Ve o an geldi. Maçın bitiş düdüğü çaldığında, Messi'nin gözlerinden süzülen yaşlar, onlarca yıllık kariyerin, verilen mücadelelerin, kazanılan zaferlerin ve yaşanan hayal kırıklıklarının adeta bir özeti gibiydi. Kalbi, formasının üzerindeki Arjantin arması kadar ağırdı o sırada. Tribünlerde ise hiç bitmeyecekmiş gibi duran bir alkış tufanı koptu. 'Gracias Leo' (Teşekkürler Leo) pankartları, stadın her köşesinde dalgalanıyordu.
Bir Jenerasyonun Son Nefesi
Belki de hiçbir sporcu, bir ülkenin yükünü omuzlarında bu denli hissederek taşımamıştır. Messi, sadece bir futbolcu değil, bir neslin hayali, bir ulusun gururu oldu hep. Son veda anında ise tüm bu duygular, bir sel gibi boşaldı üzerine. Sahada yalnız değildi aslında; yanında takım arkadaşları, karşısında saygı duruşunda bulunan rakipleri ve tribünlerde milyonlarca kalbi vardı.
Öyle bir andı ki, maçın skoru, kimin kazanıp kimin kaybettiği tamamen silinip gitmişti hafızalardan. Orada olan biten, futboldan çok daha öte bir şeydi. Safi duygu, katıksız saygı ve derin bir minnettarlık vardı sahada.
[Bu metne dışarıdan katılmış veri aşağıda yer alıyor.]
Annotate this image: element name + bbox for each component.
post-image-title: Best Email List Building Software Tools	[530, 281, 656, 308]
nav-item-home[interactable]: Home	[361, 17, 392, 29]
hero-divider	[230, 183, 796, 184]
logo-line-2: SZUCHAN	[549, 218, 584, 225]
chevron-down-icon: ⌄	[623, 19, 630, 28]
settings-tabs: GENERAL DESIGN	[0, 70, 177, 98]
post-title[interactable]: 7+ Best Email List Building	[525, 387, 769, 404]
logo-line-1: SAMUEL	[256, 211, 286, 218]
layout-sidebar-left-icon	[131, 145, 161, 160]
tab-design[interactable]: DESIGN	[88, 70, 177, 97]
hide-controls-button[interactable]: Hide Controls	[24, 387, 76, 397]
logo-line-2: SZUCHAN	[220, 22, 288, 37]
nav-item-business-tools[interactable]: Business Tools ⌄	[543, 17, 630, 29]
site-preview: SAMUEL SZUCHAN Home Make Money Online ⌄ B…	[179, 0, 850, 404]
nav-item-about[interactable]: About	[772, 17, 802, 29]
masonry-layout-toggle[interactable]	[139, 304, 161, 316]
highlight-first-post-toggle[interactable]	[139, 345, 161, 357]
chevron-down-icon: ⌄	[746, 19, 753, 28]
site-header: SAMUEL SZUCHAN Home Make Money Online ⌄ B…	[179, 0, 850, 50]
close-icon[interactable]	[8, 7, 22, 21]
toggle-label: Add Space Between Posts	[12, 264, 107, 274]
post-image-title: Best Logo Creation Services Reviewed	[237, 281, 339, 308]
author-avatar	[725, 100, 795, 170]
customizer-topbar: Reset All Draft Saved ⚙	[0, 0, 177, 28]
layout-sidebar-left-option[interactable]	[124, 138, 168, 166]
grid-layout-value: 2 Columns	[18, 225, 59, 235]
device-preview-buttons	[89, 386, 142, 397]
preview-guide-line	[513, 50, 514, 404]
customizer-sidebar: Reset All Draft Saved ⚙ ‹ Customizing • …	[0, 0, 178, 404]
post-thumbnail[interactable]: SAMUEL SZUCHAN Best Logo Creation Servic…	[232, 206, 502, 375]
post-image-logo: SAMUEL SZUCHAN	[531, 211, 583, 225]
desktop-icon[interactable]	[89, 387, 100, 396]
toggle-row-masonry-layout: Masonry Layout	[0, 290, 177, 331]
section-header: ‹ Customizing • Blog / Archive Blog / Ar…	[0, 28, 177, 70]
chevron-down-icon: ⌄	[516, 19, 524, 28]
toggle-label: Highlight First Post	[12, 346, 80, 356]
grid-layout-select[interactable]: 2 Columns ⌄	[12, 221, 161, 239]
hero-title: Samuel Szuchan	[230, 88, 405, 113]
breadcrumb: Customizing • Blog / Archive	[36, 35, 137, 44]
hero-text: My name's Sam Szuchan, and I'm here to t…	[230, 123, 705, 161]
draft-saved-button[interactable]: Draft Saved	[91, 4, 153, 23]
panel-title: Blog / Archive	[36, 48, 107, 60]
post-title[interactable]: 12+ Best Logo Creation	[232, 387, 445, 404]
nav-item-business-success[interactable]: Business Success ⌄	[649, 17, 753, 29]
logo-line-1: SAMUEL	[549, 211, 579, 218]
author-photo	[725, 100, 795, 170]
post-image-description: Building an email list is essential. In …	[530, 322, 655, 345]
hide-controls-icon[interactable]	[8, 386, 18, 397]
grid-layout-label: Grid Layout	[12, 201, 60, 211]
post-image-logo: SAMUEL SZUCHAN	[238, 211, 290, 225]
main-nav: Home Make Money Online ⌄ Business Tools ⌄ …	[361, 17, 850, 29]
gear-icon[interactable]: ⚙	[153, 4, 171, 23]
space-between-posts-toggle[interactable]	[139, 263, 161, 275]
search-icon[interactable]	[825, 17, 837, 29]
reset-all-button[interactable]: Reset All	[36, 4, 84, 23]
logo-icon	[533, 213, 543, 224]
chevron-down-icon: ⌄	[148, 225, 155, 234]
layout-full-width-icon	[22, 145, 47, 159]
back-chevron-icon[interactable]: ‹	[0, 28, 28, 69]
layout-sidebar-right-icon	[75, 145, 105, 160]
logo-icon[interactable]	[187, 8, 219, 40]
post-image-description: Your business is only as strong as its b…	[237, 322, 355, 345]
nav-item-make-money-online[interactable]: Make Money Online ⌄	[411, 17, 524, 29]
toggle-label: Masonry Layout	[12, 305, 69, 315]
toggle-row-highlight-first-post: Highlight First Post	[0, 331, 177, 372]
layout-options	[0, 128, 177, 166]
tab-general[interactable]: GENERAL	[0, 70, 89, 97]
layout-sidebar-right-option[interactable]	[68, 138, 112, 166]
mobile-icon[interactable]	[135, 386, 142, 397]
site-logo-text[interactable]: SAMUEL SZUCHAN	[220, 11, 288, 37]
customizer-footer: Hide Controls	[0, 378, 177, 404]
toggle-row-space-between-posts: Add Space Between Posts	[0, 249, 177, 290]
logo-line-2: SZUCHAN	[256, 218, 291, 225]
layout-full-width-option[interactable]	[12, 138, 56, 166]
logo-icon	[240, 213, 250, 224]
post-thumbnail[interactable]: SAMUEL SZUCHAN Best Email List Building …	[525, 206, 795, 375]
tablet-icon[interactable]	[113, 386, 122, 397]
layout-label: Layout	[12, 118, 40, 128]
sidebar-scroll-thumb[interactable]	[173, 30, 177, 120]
Messi'nin kariyeri, istatistiklerle anlatılamayacak kadar büyük. Ama bu gece, kazanılan kupaların, atılan gollerin ötesinde bir anlam taşıyordu. Bu, bir çocuk hayalinin nihayete erişi ve bir adamın o hayale veda edişinin hikayesiydi. Ve tüm dünya, bu hüzünlü ama bir o kadar da güzel veda sahnesine tanıklık etti.